Le retour s'effectue sans incident, coupé de nombreuses pauses. Une pensée entre autres : ce qu'a pu être la vie des treize rescapés pendant les vingt nuits et vingt jours passés en compagnie de la Mort ...

La cage remonte. Une surprise attend le ministre.

De la foule se détache une jeune femme blonde venue le féliciter: l'ancienne nourrice de son fils mariée à Billy­Montigny.

Une rapide toilette. Un verre de café. Il est 17 h 30. Le ministre regagne Lens en automobile où il est reçu à l'Hôtel de Ville par le conseil municipal. Puis c'est le retour à Paris, via Arras.

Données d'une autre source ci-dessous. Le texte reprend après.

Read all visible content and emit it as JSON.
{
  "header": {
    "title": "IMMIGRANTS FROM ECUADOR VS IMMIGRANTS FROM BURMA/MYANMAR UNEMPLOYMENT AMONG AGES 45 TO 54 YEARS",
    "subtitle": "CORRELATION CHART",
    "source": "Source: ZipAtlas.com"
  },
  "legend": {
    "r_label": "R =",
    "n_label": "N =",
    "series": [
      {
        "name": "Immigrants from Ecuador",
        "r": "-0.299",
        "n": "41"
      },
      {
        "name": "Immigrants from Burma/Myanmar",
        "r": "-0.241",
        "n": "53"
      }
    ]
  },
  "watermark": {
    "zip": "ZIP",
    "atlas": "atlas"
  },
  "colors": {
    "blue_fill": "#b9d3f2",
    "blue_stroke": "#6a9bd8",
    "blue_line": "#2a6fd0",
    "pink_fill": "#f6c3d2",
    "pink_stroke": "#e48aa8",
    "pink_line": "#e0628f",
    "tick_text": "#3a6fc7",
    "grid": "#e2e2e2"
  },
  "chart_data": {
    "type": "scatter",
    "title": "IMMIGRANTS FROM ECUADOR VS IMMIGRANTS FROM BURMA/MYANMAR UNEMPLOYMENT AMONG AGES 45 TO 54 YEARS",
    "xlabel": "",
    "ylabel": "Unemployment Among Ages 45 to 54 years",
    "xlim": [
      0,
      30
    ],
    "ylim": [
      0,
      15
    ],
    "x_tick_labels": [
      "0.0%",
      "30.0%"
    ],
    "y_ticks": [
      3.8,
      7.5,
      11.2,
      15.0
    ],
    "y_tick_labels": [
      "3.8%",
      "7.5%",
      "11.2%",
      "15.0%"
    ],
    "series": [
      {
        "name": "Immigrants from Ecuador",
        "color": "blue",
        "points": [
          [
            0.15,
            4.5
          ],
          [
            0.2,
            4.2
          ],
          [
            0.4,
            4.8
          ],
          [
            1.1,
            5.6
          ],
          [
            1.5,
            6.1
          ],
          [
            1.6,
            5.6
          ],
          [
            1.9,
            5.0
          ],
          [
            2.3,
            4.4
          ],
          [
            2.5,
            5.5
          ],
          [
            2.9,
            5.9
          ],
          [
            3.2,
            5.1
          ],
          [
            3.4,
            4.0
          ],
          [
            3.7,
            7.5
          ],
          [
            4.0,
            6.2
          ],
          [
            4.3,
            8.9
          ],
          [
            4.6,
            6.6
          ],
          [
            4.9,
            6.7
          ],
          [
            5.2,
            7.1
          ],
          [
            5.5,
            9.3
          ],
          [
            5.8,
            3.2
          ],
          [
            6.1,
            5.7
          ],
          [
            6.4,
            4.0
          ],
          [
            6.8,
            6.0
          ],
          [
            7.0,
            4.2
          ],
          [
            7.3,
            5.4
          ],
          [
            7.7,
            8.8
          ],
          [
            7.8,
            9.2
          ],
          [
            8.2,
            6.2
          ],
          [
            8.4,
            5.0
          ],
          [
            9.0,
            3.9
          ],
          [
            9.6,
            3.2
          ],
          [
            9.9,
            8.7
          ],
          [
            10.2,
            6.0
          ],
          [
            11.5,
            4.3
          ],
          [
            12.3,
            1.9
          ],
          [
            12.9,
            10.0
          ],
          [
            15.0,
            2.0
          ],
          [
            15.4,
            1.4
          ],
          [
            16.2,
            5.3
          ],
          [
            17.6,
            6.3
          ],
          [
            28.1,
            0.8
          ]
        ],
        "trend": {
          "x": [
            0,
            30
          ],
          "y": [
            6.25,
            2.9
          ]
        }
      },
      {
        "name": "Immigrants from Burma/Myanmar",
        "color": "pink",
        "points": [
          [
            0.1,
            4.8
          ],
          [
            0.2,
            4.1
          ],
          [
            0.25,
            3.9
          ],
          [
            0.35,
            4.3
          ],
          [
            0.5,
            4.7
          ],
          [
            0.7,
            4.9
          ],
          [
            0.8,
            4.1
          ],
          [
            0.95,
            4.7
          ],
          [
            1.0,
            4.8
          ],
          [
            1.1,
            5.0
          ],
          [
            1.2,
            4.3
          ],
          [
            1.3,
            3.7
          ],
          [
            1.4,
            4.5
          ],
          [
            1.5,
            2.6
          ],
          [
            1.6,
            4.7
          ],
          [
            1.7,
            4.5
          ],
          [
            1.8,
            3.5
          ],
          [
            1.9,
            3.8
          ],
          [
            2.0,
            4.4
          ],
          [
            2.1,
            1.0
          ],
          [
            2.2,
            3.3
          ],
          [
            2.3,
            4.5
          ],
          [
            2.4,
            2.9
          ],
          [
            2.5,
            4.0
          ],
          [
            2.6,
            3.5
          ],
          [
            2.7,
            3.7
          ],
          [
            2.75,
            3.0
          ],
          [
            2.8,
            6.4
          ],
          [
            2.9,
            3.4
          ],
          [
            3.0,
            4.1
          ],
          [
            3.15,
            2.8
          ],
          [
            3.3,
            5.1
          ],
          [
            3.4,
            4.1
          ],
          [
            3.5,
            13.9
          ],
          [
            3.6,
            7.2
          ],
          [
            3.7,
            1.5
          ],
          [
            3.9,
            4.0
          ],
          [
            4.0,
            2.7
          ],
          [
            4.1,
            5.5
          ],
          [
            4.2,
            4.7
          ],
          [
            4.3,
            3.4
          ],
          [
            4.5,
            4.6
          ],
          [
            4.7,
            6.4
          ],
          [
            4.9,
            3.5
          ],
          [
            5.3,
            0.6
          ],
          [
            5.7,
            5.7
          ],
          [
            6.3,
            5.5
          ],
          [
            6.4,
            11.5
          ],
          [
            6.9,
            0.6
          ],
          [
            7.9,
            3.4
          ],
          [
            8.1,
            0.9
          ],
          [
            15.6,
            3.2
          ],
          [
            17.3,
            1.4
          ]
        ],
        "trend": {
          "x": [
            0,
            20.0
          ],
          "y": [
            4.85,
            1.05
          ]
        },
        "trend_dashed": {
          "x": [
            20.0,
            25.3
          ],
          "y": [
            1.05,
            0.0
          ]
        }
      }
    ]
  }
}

Alors que Barthou annonçait à Billy-Montigny la décision du gouvernement français d'honorer les sauveteurs allemands, ceux-ci étaient fêtés le même jour à Herne. Thème des discours prononcés : l'espoir de voir se rétablir des relations cordiales entre la France et l'Allemagne grâce à l'exemple de solidarité donné par les sauveteurs.

Le lendemain, après avoir assisté à l'entrée des hussards de Westphalie dans sa nouvelle garnison de Krefeld, l'empereur Guillaume Il se faisait présenter les sauveteurs à qui il dira notamment

- Vous avez prouvé qu'il existe quelque chose qui franchit les poteaux frontières et unit les peuples entre eux, à quelque race qu'ils appartiennent. Ce quelque chose, c'est l'amour du prochain ... Tous, nous nous en sommes vive­ment réjouis. Nous vous remercions de votre esprit de sacri­fice et surtout du mépris de la mort, avec lequel vous êtes descendus sous la terre pour sauver des frères étrangers.

A l'issue de cette allocution, chaque sauveteur sera décoré.

A la suite du télégramme de Basly, les professeurs Lescœur et Patoir le dimanche soir, le professeur Calmette le lundi, rendent visite aux rescapés. En vue de rechercher les effets de l'oxyde de carbone sur les globules sanguins, des prélèvements de sang sont effectués. Les professeurs recueillent également un peu d'urine et des déjections.

A l'exception de Martin encore couché et fiévreux, l'état des rescapés est des plus satisfaisant. Le Dr Lourties sollicite une consultation du Dr Lemoine, professeur de clinique médi­cale à Lille. Celui-ci arrive dans l'après-midi de mardi rien ne s'oppose à leur sortie, sauf pour Martin atteint d'une fluxion de poitrine.

Après quelques recommandations d'hygiène et de nombreuses effusions, laissant Martin seul et attristé, les miraculés de la mine quittent la « Goutte de Lait », et retournent paisible­ment chez eux, respirant à pleins poumons, heureux de retrou­ver leurs parents et amis, leur maison qu'ils avaient bien cru ne jamais revoir ...

Ainsi se termine le 3 avril 1906, sur une petite note de bonheur, une tranche dramatique de la vie de Billy-Montigny.